Secepat kilat, Lupita memasuki kamar ini. "Iya, Tuanku?"
"Bersihkan kekacauan ini!" Sigmund memerintahkannya, menunjuk ke serpihan piring dan gelas di lantai.
"Baik, Tuanku," ucap Lupita.
Lupita bergegas keluar dari kamar. Sesaat kemudian, dia kembali dengan sapu dan pengki.
Ketika Lupita sedang menyapu lantai, Sigmund memelototiku. Aku mengalihkan pandanganku dari tatapan Sigmund, tidak ingin menghadapi kemarahannya. Tanpa berkata apa-apa lagi, Sigmund keluar dari kamarku sambil membanting pintu.
Aku menghela nafas lega melihat dia pergi.
Tiba-tiba, Lupita mendekatiku.
"Rosanne, apakah kamu lapar?" bisiknya.
"Apa yang kamu pikirkan? Aku belum makan apapun selama berhari-hari," jawabku dengan nada kesal.
"Sstt!" Lupita meletakkan jari telunjuknya di depan bibirku. "Diam! Aku tidak ingin Lord Sigmund mendengarkan kita."
"Maaf," ucapku.
"Ini! Aku punya sesuatu untukmu." Lupita mengeluarkan sesuatu dari kantong celemeknya dan memberikannya padaku.
Senyumku merekah ketika tahu itu adalah sebuah apel.
"Terima kasih," tuturku.
Dia mengangguk dan tersenyum padaku. "Makan apelmu sebelum Lord Sigmund kembali!"
"Oke." Aku mulai menggigit apel itu.
Lupita terus menyapu lantai sementara aku mengunyah apel yang dia berikan padaku.
Ketika dia selesai, dia undur diri dan langsung meninggalkan kamarku.
🌹🌹🌹🌹🌹
Sudut Pandang Sigmund:
Setelah meninggalkan kamar Putri Mirabelle, aku menunggu di ujung lorong yang menuju kamarnya.
Aku menyadarkan punggung ke dinding dan berpikir, "Putri Mirabelle benar-benar mirip dengan ibunya. Penampilannya, sikapnya, keberaniannya, dan terutama sikap keras kepalanya: semuanya sangat mirip dengan Putri Claribelle."

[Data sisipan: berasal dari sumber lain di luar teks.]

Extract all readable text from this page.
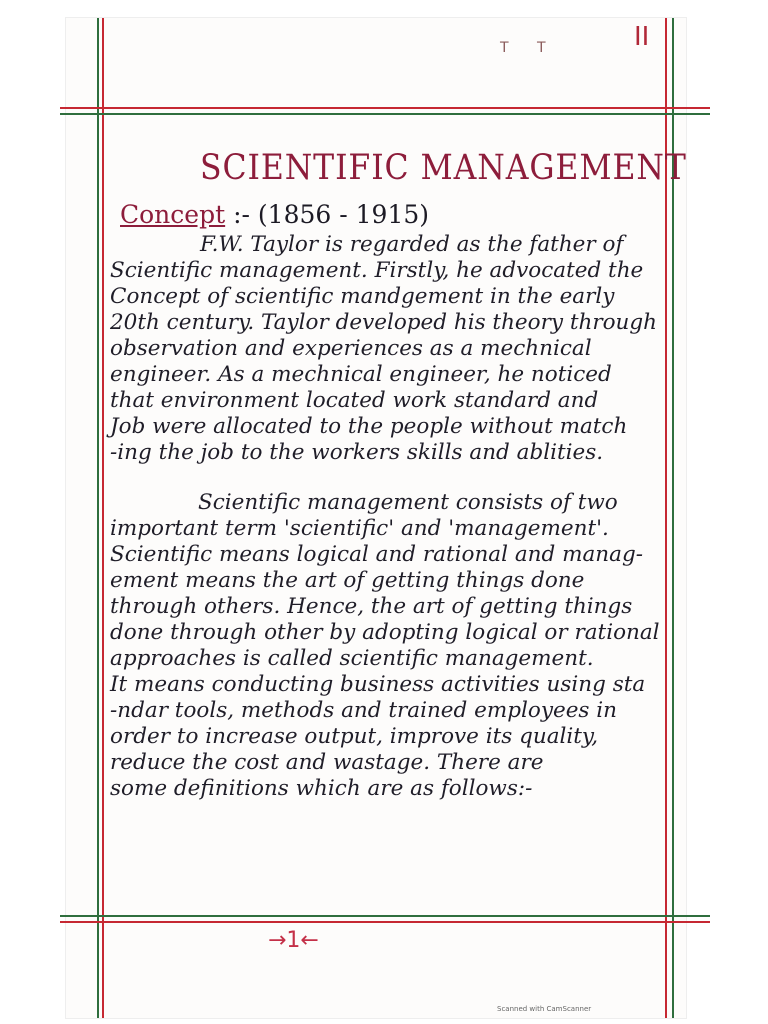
T T	II
SCIENTIFIC MANAGEMENT
Concept :- (1856 - 1915)
F.W. Taylor is regarded as the father of
Scientific management. Firstly, he advocated the
Concept of scientific mandgement in the early
20th century. Taylor developed his theory through
observation and experiences as a mechnical
engineer. As a mechnical engineer, he noticed
that environment located work standard and
Job were allocated to the people without match
-ing the job to the workers skills and ablities.
Scientific management consists of two
important term 'scientific' and 'management'.
Scientific means logical and rational and manag-
ement means the art of getting things done
through others. Hence, the art of getting things
done through other by adopting logical or rational
approaches is called scientific management.
It means conducting business activities using sta
-ndar tools, methods and trained employees in
order to increase output, improve its quality,
reduce the cost and wastage. There are
some definitions which are as follows:-
→1←
Scanned with CamScanner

"Aku ingin tahu berapa lama dia akan terus menolak makanan yang kuberikan padanya, dan kapan dia akhirnya akan menerima kenyataan bahwa dia adalah setengah vampir dan cucu dari raja vampir. Melihat betapa keras kepalanya dia, aku pikir itu akan memakan waktu lebih lama dari yang diharapkan."
Beberapa menit kemudian, aku melihat Lupita keluar dari kamar tidur Putri Mirabelle dan berjalan ke arahku.
"Tuanku." Lupita menundukkan kepalanya padaku.
"Bagaimana?" tanyaku padanya.
"Semuanya berjalan sesuai rencana, Tuanku. Putri Mirabelle telah memakan apel yang anda berikan pada saya," jawab Lupita sambil tersenyum.
"Bagus!" seruku, "Setidaknya sekarang dia sudah makan sesuatu."
Ya, akulah yang memerintahkan Lupita untuk memberikan apel kepada sang putri, dan meminta Lupita untuk membuatnya tampak seperti dia memberikannya secara diam-diam. Aku juga menyuruh Lupita untuk membawakannya secangkir teh pagi ini. Dia adalah putri vampir yang telah kucari selama bertahun-tahun. Bagaimana aku bisa membiarkannya mati kelaparan hanya karena kekeraskepalaannya?
"Kamu bisa pergi sekarang Lupita," titahku
"Baik, Tuanku." Lupita menundukkan kepalanya dan segera pergi.
Menatap kamar Putri Mirabelle, aku berkata dengan percaya diri, "Cepat atau lambat kamu akhirnya akan menyerah, Putri. Lihat saja nanti!"